Canada A T, Herman L A, Young S L
Department of Anesthesiology, Duke University Medical Center, Durham, North Carolina 27710, USA.
Am J Physiol. 1995 Apr;268(4 Pt 1):L539-45. doi: 10.1152/ajplung.1995.268.4.L539.
The role of animal age in the lethal response to > 98% oxygen has been extensively studied, with the observation that neonatal rats were resistant while mature animals were sensitive. Antioxidant enzymes increased during the oxygen exposure in neonatal but not in mature rats, suggesting they were important in the age-related toxicity difference. Because no studies had compared the response of mature and old rats to hyperoxia, we exposed Fischer 344 rats, aged 2 and 27 mo, to > 98% oxygen. Unexpectedly, the old rats lived significantly longer than young, 114 and 65 h, respectively. No histopathological differences were found to explain the results. Of the antioxidants, only glutathione peroxidase (GPx) activity was higher in the lungs of nonexposed old rats. Superoxide dismutase (SOD) was higher in the young, results opposite those expected if SOD was important in the lethality difference. No antioxidant induction occurred in the old oxygen-exposed rats. These results suggest that although there may be a role for GPx, mechanisms in addition to antioxidant protection and inflammation are likely responsible for the age-related difference in hyperoxia lethality.

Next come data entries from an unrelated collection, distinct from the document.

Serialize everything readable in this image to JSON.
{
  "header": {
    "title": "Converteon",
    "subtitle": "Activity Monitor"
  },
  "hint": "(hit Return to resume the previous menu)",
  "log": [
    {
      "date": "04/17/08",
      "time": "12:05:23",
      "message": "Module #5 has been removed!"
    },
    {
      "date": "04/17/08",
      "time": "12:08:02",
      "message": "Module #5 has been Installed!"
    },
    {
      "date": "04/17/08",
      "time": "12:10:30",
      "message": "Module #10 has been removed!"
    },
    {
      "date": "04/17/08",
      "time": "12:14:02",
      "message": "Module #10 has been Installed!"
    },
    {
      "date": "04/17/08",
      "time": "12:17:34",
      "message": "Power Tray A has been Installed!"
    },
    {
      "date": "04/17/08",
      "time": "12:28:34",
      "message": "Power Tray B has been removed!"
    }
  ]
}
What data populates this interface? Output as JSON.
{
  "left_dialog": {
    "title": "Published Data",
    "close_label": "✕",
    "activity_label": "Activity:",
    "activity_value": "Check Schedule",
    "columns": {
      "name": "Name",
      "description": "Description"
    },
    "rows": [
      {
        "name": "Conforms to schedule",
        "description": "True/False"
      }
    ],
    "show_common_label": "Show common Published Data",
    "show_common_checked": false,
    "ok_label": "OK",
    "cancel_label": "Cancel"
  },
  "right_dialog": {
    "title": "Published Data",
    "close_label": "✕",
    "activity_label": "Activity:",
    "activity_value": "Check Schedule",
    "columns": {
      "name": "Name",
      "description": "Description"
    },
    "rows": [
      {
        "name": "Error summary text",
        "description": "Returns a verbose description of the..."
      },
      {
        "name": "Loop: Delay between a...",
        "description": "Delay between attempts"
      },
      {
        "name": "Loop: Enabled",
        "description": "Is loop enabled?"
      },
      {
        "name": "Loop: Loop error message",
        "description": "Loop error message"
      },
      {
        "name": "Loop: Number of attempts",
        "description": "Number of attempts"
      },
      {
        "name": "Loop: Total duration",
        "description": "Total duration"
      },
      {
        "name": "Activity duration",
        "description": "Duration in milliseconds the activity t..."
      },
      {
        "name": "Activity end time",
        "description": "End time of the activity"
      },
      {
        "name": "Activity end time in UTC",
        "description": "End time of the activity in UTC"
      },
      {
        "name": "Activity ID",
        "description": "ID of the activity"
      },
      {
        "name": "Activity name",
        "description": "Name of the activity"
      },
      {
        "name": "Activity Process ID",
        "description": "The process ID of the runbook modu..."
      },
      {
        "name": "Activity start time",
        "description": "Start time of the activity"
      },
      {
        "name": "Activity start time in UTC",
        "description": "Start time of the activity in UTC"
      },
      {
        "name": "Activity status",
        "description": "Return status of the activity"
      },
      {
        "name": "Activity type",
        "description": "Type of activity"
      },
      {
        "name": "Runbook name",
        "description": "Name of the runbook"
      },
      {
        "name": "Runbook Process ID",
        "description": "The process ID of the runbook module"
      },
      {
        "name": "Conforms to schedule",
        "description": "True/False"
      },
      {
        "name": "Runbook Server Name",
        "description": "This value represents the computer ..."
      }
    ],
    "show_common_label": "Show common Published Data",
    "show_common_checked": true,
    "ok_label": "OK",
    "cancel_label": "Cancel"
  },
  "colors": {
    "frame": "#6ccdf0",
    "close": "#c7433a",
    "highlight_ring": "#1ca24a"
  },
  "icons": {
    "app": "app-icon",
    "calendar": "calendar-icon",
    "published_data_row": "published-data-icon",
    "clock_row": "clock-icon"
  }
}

动物年龄在对>98%氧气的致死反应中的作用已得到广泛研究,观察发现新生大鼠具有抗性,而成年动物则敏感。在新生大鼠而非成年大鼠的氧气暴露期间,抗氧化酶增加,这表明它们在与年龄相关的毒性差异中很重要。由于没有研究比较过成年和老年大鼠对高氧的反应,我们将2月龄和27月龄的Fischer 344大鼠暴露于>98%的氧气中。出乎意料的是,老年大鼠的存活时间明显长于年轻大鼠,分别为114小时和65小时。未发现组织病理学差异来解释这些结果。在抗氧化剂中,只有谷胱甘肽过氧化物酶(GPx)活性在未暴露的老年大鼠肺中较高。超氧化物歧化酶(SOD)在年轻大鼠中较高,这一结果与如果SOD在致死率差异中起重要作用时预期的结果相反。老年氧气暴露大鼠未发生抗氧化剂诱导。这些结果表明,尽管GPx可能起作用,但除了抗氧化保护和炎症之外的机制可能是高氧致死率与年龄相关差异的原因。